First, sort all of the strings on each server locally.
Then compare the last string on A to the first string on B
If A[last] > B[first], swap them, then resort the strings locally on each server.
Otherwise, you are done.

So what is the cost (worst case where n is the number of keys per server):

Your local sorts are free since we don't care about those.
If you have to compare every single key, you'll make 2n comparisons.
And so the cost will be 2n * the size of the keys in network traffic + a small amount of overhead to open and close the connection if we use http or similar.

Great! So lets say you have a million ten character strings on each server. How long will this take? Twenty megabytes in a fast data center? A few seconds at most, totally reasonable.

And then things start to get interesting.

So... now we should consider the speed of the whole system, data transfer _and_ local sorting. A smart candidate will have already thought this far ahead, if they are accustomed to thinking about everything in terms of big O. But then it is easy to fall into the trap of thinking that network speed is so much slower than things that happen in memory that we can forget big O in situations like this. We'll see that we can't.

So, ok, we've got a good sorting algorithm O(n ln n) or maybe even O(k n) if you take advantage of the shortness of the strings to be sorted. Great, so we do that. Then, in the worst case we have to move all the strings to different servers, so that is n. AND we're resorting the strings again which should cost O(n) with each string we move across so we're looking at O(n^2).
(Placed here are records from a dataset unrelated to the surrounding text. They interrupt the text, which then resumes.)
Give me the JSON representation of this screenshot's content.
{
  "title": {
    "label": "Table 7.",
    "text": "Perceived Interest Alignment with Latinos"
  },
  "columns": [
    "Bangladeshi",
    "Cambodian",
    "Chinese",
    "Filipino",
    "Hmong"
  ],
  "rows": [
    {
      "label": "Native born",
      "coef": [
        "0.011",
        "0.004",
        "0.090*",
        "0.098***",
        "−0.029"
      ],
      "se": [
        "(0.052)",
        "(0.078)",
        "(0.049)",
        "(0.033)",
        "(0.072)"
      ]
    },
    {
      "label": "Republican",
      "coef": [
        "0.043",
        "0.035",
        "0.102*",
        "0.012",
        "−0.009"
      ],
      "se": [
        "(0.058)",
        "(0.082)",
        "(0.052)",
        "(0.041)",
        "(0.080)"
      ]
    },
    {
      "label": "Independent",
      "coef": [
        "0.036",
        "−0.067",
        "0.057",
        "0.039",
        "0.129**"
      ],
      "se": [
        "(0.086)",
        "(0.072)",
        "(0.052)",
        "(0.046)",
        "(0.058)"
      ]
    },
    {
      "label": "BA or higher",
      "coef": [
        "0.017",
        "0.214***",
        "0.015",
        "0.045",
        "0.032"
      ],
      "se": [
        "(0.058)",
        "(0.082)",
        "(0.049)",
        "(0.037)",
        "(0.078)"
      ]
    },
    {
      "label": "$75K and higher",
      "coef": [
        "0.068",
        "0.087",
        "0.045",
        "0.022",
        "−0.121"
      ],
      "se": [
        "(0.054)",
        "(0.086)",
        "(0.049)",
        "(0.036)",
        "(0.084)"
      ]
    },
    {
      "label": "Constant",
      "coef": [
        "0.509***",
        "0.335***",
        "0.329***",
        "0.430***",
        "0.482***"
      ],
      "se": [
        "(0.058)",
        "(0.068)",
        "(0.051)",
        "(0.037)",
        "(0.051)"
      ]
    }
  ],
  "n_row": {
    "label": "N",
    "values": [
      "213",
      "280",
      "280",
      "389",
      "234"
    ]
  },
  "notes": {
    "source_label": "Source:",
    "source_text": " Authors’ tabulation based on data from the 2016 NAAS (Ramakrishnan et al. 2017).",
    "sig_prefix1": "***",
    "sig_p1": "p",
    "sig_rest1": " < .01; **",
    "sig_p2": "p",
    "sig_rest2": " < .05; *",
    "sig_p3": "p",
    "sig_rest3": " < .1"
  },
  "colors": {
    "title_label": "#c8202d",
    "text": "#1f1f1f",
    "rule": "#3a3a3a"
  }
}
So what does n^2 mean here? Well if we have fast memory, we can get each 10 char key out of memory in around 100 ns. So lets say (10^6)^2 * 100 ns. If I'm doing my math right here, that comes out to over 27 hours. So we spend a few seconds streaming data across the wire because we managed to minimize network traffic but we spend 27 hours resorting arrays of strings.

At this point, the fix should be pretty obvious. Move all the strings that you need to move, then sort them. But how do we know which ones to sort?

Well here is the trick, obvious to some, not obvious to others: for every string on server B that is lower in value than the lowest string on server A, we can move that string from B to A, and at the same time move the lowest string from A to B.

Think of the keys as arrays on both servers. Set a pointer at the end of the array for the first server (ie: the highest key on the lowest server) and a pointer at the start of the array on the second server (ie: the lowest key on the highest server). As long as the key at the pointer on the first server is greater than the key at the pointer on the second server, we need to swap the keys. Here is a worst case example (with single letter keys for simplicity):


After each swap, we move the pointers (the first server's pointer moves left, the second server's pointer moves right) and again compare the keys under the pointers.


Again, as long as the key at the pointer on the first server is greater than the key at the pointer on the second server, we need to swap the keys.



When we're done, we'll again have an unsorted array of keys on each server, but we can guarantee that all the right keys will be on the right servers. From here we can just resort the servers again, and we'll be done.

Take home lesson:
1. Even though moving data around a datacenter takes a while (20 ms to send a couple k around a data center) moving data around in memory still costs some time: 1/2 a ns for L1 cache kits, 100 ns to hit main memory. Yes, orders of magnitude difference, but:
1. O(n^2) is almost always worse than O( n ln n) even when the operations described by n^2 are much, much faster.